3. “We had to now send hundreds of our operators to India”
The dearth of technical skills on the continent is also a major limiting factor for businesses. As Dangote said: “We are lacking in terms of getting people who can run these big businesses that we are setting up.” For example, Dangote Group’s new oil refinery in Nigeria – capable of producing 650,000 barrels a day has to send hundreds of its operators to India to learn how to run the facility.
“We have to send about 400 of them to train, not in Nigeria, but in India,” he emphasised. The group has set up its own academy and is training almost 1,000 people across industries, but according to Dangote, more needs to be done. His solution: public-private partnerships to revive technical training schools. “It doesn’t mean everyone needs to go get a university degree, you can go to a technical school or vocational centres and learn something.”

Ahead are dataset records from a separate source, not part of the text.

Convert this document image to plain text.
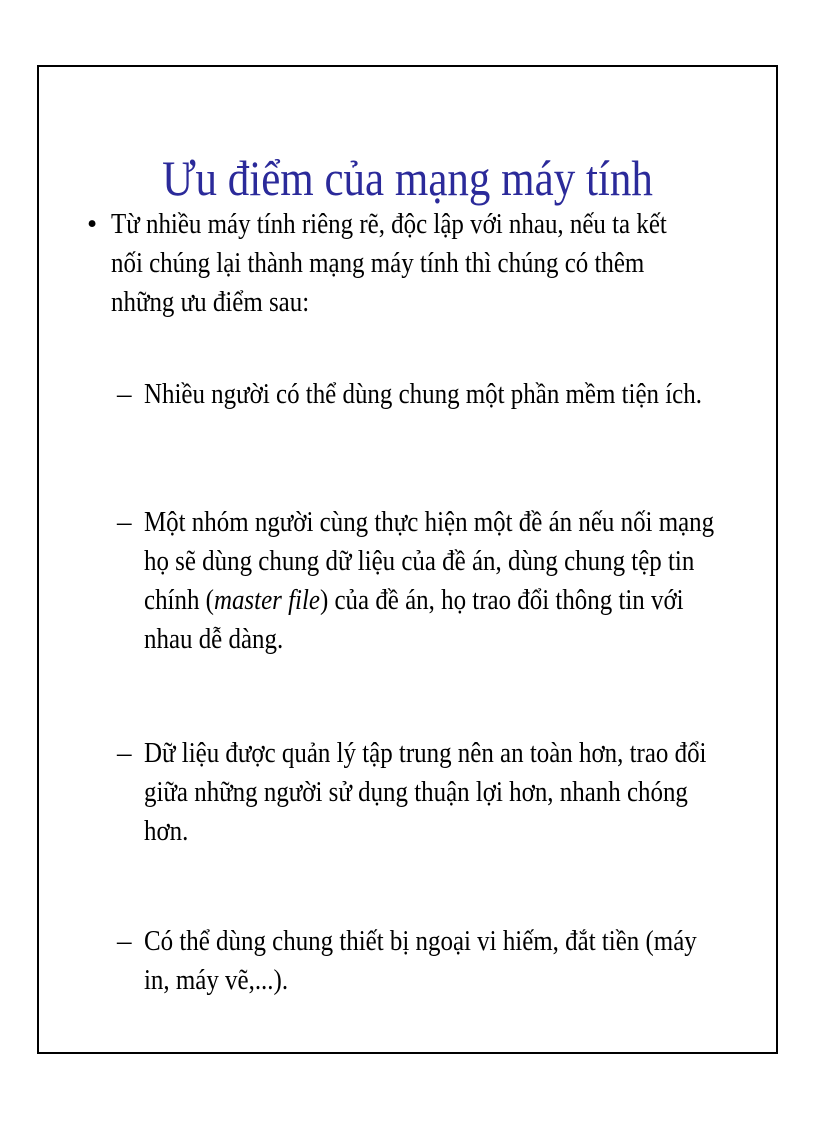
Ưu điểm của mạng máy tính
• Từ nhiều máy tính riêng rẽ, độc lập với nhau, nếu ta kết nối chúng lại thành mạng máy tính thì chúng có thêm những ưu điểm sau:
– Nhiều người có thể dùng chung một phần mềm tiện ích.
– Một nhóm người cùng thực hiện một đề án nếu nối mạng họ sẽ dùng chung dữ liệu của đề án, dùng chung tệp tin chính (master file) của đề án, họ trao đổi thông tin với nhau dễ dàng.
– Dữ liệu được quản lý tập trung nên an toàn hơn, trao đổi giữa những người sử dụng thuận lợi hơn, nhanh chóng hơn.
– Có thể dùng chung thiết bị ngoại vi hiếm, đắt tiền (máy in, máy vẽ,...).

4. “The local banks are too small to support our growth”
There is insufficient funding support to grow big businesses in Africa, according to Dangote. He said African capital markets are not deep enough, and local banks often don’t have the confidence or capability to fund big companies. “Take our own case today. We do have quite a good relationship with some of the international banks like the IFC and AfDB… but [with] the other banks; they’re only interested in taking us to the capital market.
If we want to list, they are there… But companies like ours, for example, have actually reached more that their limits because, the way that we are growing, the local banks are too small to support our growth,” he added. “To grow big businesses, we really don’t have that support.”